Sie würde Lord Truscott keinesfalls vergessen.
»Sie haben ihn umgebracht. Nach allem, was ich getan hatte, um ihn zu beschützen.«
Die Eiseskälte in ihrem Nacken verschärfte sich, und Victoria wirbelte genau in dem Moment herum, als ein Schatten auftauchte und sich in die Gestalt eines Mannes verwandelte. Sie wehrte den Angriff des Untoten ab und rammte ihm den Kopf in den Magen, als eine Pistole abgefeuert wurde. Schon zum zweiten Mal an diesem Tag zischte eine Kugel viel zu dicht an ihrem Kopf vorbei.

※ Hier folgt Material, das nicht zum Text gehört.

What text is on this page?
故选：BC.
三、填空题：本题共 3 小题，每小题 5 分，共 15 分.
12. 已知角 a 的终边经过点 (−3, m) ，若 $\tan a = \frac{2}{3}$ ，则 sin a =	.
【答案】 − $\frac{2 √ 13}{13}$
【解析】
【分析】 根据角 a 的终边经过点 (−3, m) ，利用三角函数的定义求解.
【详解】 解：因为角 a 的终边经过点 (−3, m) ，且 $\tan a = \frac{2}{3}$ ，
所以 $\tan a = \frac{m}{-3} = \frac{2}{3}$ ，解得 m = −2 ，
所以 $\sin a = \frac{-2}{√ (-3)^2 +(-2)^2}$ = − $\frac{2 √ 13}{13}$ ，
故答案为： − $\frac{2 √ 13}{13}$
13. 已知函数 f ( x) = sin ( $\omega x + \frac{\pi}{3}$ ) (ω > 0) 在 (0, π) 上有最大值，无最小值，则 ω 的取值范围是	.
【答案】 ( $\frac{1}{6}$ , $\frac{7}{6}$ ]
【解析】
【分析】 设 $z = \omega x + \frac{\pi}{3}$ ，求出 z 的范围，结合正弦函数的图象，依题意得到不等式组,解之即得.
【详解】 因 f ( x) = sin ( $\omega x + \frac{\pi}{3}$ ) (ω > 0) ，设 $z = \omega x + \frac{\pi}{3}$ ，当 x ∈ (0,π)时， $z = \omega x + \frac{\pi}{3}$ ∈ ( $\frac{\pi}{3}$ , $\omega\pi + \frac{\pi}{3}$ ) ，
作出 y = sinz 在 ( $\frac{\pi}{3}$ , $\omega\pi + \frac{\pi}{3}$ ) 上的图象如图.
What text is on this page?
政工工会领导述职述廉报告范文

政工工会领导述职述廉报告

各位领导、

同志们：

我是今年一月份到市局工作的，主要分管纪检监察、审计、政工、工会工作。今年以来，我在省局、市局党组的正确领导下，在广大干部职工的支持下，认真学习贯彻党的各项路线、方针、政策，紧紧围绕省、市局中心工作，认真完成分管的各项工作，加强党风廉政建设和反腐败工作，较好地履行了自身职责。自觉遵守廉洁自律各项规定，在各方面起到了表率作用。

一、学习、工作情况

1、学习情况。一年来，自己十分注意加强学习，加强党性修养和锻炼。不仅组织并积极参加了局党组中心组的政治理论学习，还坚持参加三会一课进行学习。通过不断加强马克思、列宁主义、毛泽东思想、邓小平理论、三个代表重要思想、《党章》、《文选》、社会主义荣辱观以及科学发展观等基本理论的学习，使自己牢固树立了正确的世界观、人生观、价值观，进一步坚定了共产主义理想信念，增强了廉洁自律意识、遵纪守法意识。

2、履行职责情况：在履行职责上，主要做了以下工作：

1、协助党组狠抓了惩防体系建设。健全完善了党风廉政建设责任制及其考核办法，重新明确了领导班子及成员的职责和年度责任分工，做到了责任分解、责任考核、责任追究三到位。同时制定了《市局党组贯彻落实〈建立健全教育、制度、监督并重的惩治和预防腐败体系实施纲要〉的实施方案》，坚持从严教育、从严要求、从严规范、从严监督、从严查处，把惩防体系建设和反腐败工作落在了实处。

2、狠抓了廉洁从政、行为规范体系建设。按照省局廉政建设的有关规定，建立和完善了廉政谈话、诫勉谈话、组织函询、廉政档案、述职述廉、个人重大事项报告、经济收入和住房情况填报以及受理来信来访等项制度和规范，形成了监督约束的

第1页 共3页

Sie schleuderte den Vampir über die Schulter und fuhr herum, während sie immer noch hektisch nach etwas Ausschau hielt, das sie als Pflock benutzen konnte. Der Untote krachte auf die Erde, während sie aufschaute und sah, dass Goodwin mehreren Vampiren gegenüberstand. Es waren drei. Das machte insgesamt vier.
Der Untote vor ihr rappelte sich mit rot glühenden Augen vom Boden auf und stürzte sich wieder auf Victoria. Als sie zutrat und den Vampir am Kinn traf, sah sie, dass Goodwin gerade seine Pistole auf den Untoten abfeuerte, der ihm am nächsten stand.
Der Vampir, mit dem sie kämpfte, griff wieder an. Doch sie wehrte ihn ab und ließ ihrer rasenden Wut freien Lauf. Sie trat, boxte und stieß mit Ellbogen und Kopf zu. Als sie ihn wieder zu Boden warf, hatte er genug, rappelte sich auf und suchte das Weite.
Victoria drehte sich um und sah, dass Goodwin am Hals von einem Vampir hochgehalten und an eine Ziegelsteinmauer gedrückt wurde. Er zappelte wild mit den Beinen und was immer er auch versuchen mochte zu schreien, erstickte zu einem leisen Gurgeln. Die beiden anderen Vampire pirschten sich an Goodwins großen Handlanger heran, der einen schweren Knüppel schwang.
Es würde nicht lange dauern, bis sie ihm den Knüppel abgenommen hatten.
Ansonsten herrschte in der leeren Straße Stille.
Hasserfüllt beobachtete Victoria alles durch einen roten Schleier, während ihr das Herz bis zum Hals schlug. Sie kehrte der Szene den Rücken und ging davon.